A Global Force

on August 25 | in President's Essay | by

Hollins’ new president, Pareena Lawrence, talks about her vision for the university to prepare women to be global citizens who understand their responsibilities and are ready to lead lives of consequence.

By President Pareena Lawrence

Pareena LawrenceSince accepting the privilege and responsibility of serving as Hollins University’s twelfth president, two of the questions I’ve been asked regularly, and ones that I relish the opportunity to address, are: Why Hollins? What drives your passion to lead an institution dedicated to providing undergraduate liberal arts education for women?

Growing up in India, I was a quiet, shy child. Because of my father’s work, my family moved every couple of years, and he recognized how that was negatively affecting me. He knew I needed stability, and he was a strong believer in the power of education. So, beginning in the seventh grade, he made significant sacrifices and arranged for me to attend a highly regarded all-girls boarding and day school.

The next six years were among the most pivotal in my life. The school gave me a space to grow and find myself. It was a safe place. It gave me the opportunity to take risks without the fear of failure. It bolstered my self-confidence and encouraged me to explore many different areas to discover where I excelled. My friends were an incredibly supportive network of women—we built each other up instead of tearing one another down. We challenged each other but more importantly we cheered for each other to reach the finish line. I grew in grit and resilience. Within two years at this school, I was a different person.

At a women’s liberal arts college such as Hollins, this kind of deep transformation is a daily occurrence, but on an even higher intellectual level with many more opportunities. A liberal arts education isn’t simply about intellectual development in the classroom. For four years, you’re immersed 24-hours-a-day, seven-days-a-week, in deep learning together with your peers. I truly believe much of the learning at a liberal arts institution happens outside the classroom when students are engaged in discussion and debate, working on group projects, or participating in athletics or other cocurricular and extracurricular activities. Critical thinking, communication, and leadership skills are taught in the classroom and then honed and practiced in a variety of ways outside the classroom. Intercultural competency is enhanced through active, ongoing contact with those from diverse socioeconomic, racial, ethnic, and international backgrounds. Professors and staff foster deep mentoring relationships. Students learn and experience what it means to be a responsible global citizen and how to work across differences to find common ground. All this happens much more organically at a residential liberal arts college, and especially at a women’s college. In contrast to the linear progression that occurs at many other institutions, the trajectory of intellectual and personal growth is exponential at places such as Hollins.

I believe more than ever that the women of the United States need women’s institutions of higher learning.
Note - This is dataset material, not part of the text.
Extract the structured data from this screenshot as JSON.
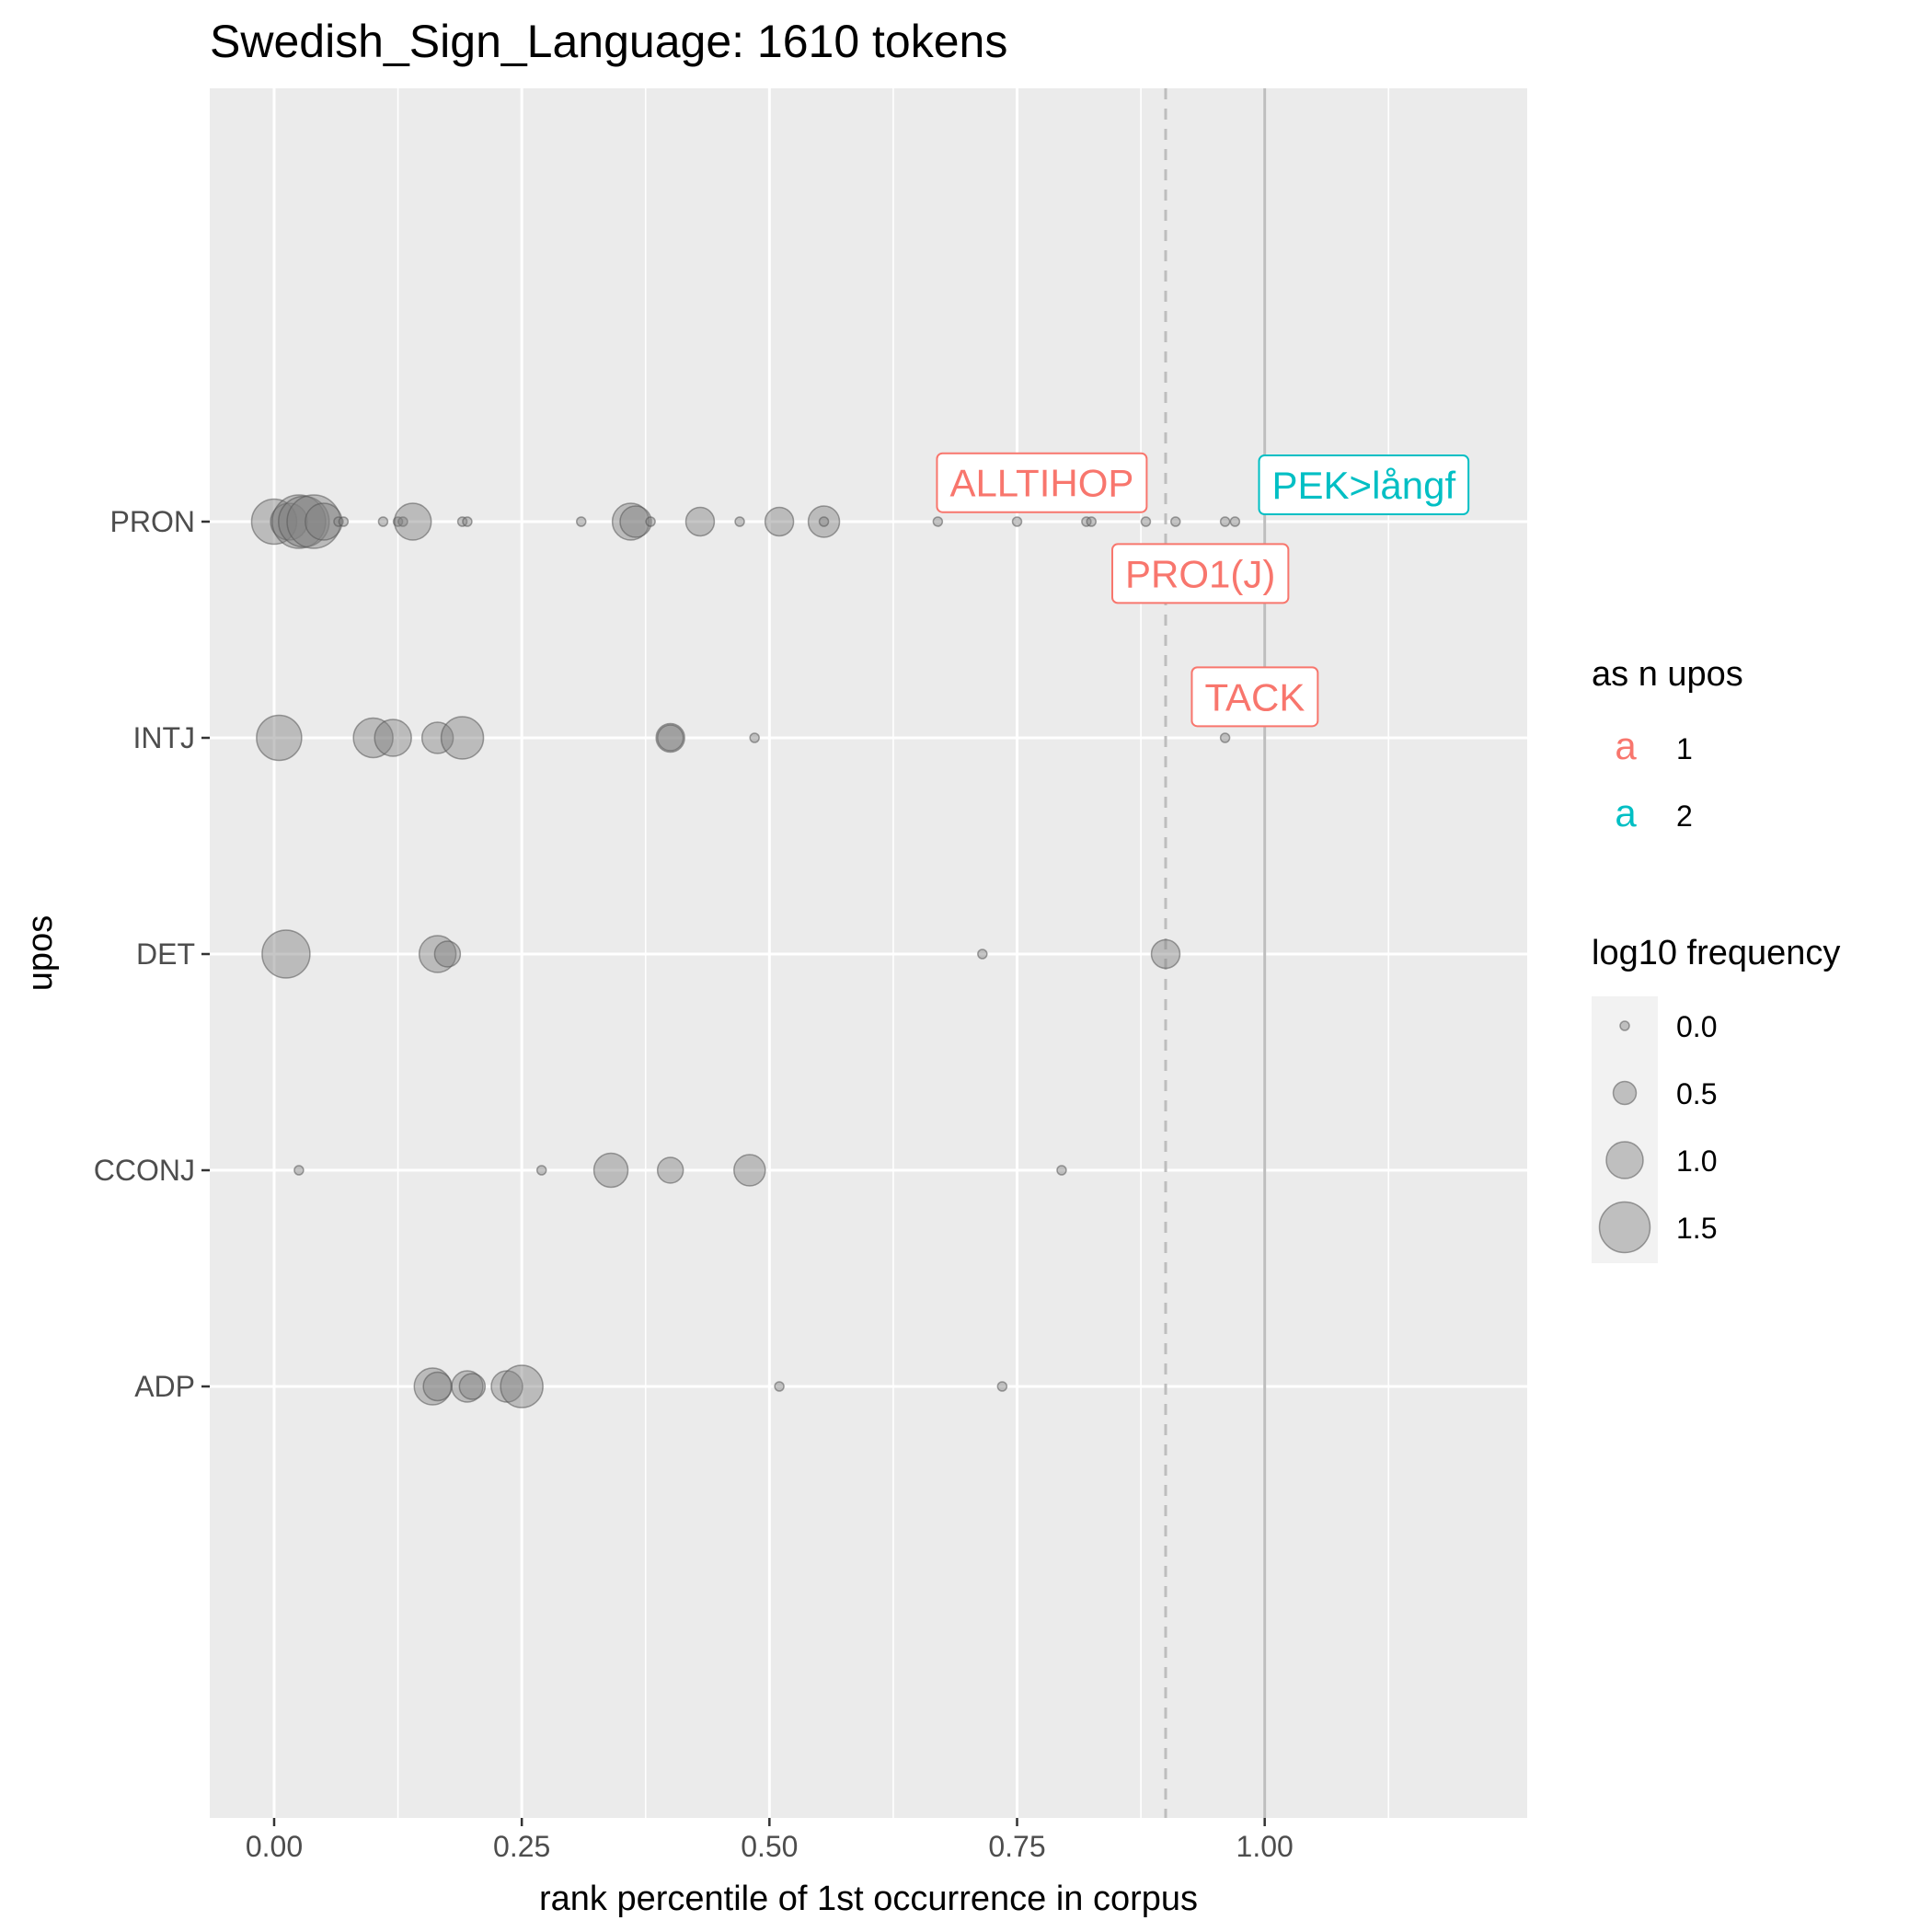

The glass ceilings and concrete walls are present in every sector of our economy. But I am even more certain that, because of the deeply entrenched gendered norms and inequities in many parts of the world, the women of the world need women’s institutions such as Hollins. My vision is that Hollins will become an international force for educating women. My goal is that our trademark becomes this deep sense of individual and social responsibility where we enable and empower women to make a difference within their spheres of influence. Through years of research I have witnessed firsthand the impact empowered women can have on a community, village, or a region. I am confident that through education, women can create better lives not only for those around them today, but for future generations.

The multitude of Hollins women who have embraced this philosophy to affect change culturally, economically, and politically have much to contribute to realizing our role as a global institution. I look forward to learning from you and drawing upon your experiences as we prepare the next generation to lead lives of consequence.